Der Antragsteller begehrte in einem wohnrechtlichen Außerstreitverfahren von der Erstantragsgegnerin als damaliger Hausverwalterin die Herausgabe von Unterlagen zu den Betriebskostenabrechnungen der Jahre 2021 und 2022. [2]

Das Erstgericht wies die Anträge ab. Das Rekursgericht bestätigte diese Entscheidung, bewertete den Entscheidungsgegenstand mit nicht mehr als 10.000 EUR und erklärte den ordentlichen Revisionsrekurs für nicht zulässig. [2] [3]

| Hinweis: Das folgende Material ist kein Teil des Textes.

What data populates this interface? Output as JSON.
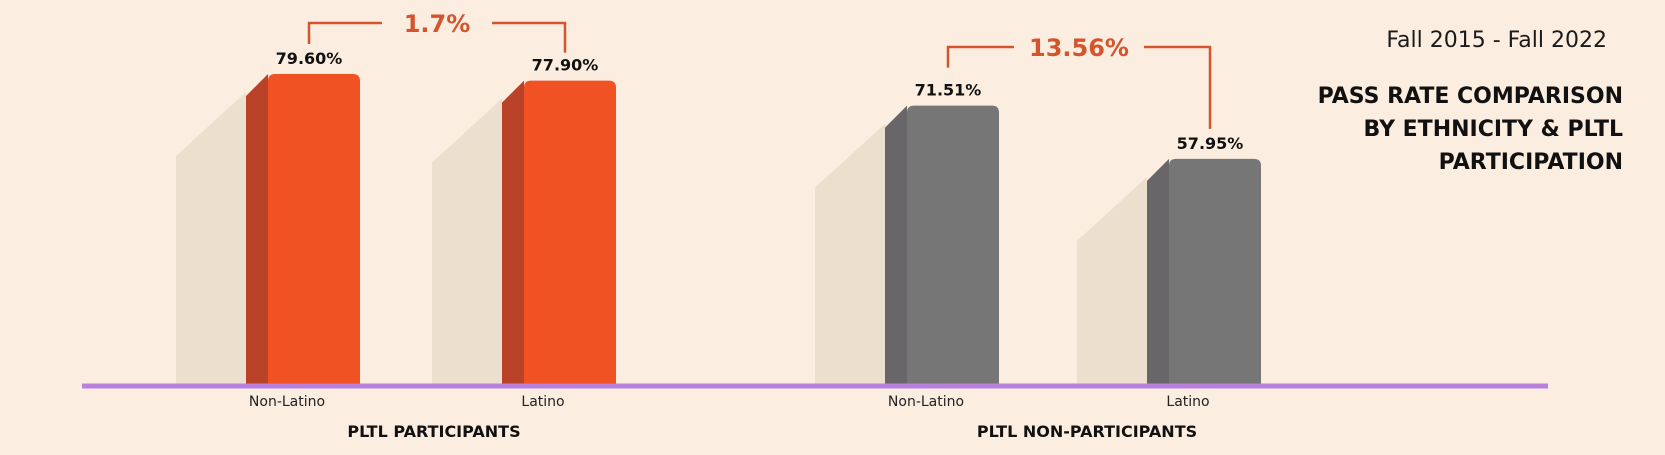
{
  "header": {
    "period": "Fall 2015 - Fall 2022",
    "title_lines": [
      "PASS RATE COMPARISON",
      "BY ETHNICITY & PLTL",
      "PARTICIPATION"
    ]
  },
  "colors": {
    "participants_bar": "#f05224",
    "participants_bar_side": "#b94228",
    "non_participants_bar": "#767676",
    "non_participants_bar_side": "#69666a",
    "shadow": "#ecdfcd",
    "baseline": "#b880dc",
    "gap_annotation": "#d4542e",
    "background": "#fbeee0"
  },
  "chart_data": {
    "type": "bar",
    "title": "PASS RATE COMPARISON BY ETHNICITY & PLTL PARTICIPATION",
    "subtitle": "Fall 2015 - Fall 2022",
    "ylim": [
      0,
      100
    ],
    "grid": false,
    "groups": [
      {
        "name": "PLTL PARTICIPANTS",
        "categories": [
          "Non-Latino",
          "Latino"
        ],
        "values": [
          79.6,
          77.9
        ],
        "value_labels": [
          "79.60%",
          "77.90%"
        ],
        "gap_label": "1.7%"
      },
      {
        "name": "PLTL NON-PARTICIPANTS",
        "categories": [
          "Non-Latino",
          "Latino"
        ],
        "values": [
          71.51,
          57.95
        ],
        "value_labels": [
          "71.51%",
          "57.95%"
        ],
        "gap_label": "13.56%"
      }
    ]
  }
}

Der Antragsteller erhob beim Erstgericht ein als „außerordentlicher Revisionsrekurs samt Zulassungsrevision“ bezeichnetes und zur Weiterleitung an den OGH bestimmtes Rechtsmittel. Das Erstgericht legte es dem OGH unmittelbar vor. [3]

Ausführungen des OGH

Der OGH beurteilte die direkte Aktenvorlage als nicht gesetzmäßig. Maßgeblich war die besondere Rechtsmittelregelung für das wohnrechtliche Außerstreitverfahren. [3]

Ergebnis

Der OGH stellte den Akt dem Erstgericht zurück. Dieses hat das Rechtsmittel nicht dem OGH, sondern dem Rekursgericht vorzulegen. [1] [3]

Rechtsgrundlagen

Die Entscheidung stützt den vorgesehenen Rechtsmittel- und Vorlageweg auf die Bestimmungen des AußStrG in Verbindung mit den wohnrechtlichen Verfahrensnormen des WEG und des MRG. [3]

Spruch

Übersteigt der Entscheidungsgegenstand 10.000 EUR nicht und hat das Rekursgericht den ordentlichen Revisionsrekurs nicht zugelassen, ist das Rechtsmittel als Antrag nach § 63 AußStrG dem Rekursgericht vorzulegen. Die unmittelbare Vorlage an den OGH entspricht nicht dem Gesetz; der Akt wurde dem Erstgericht zurückgestellt.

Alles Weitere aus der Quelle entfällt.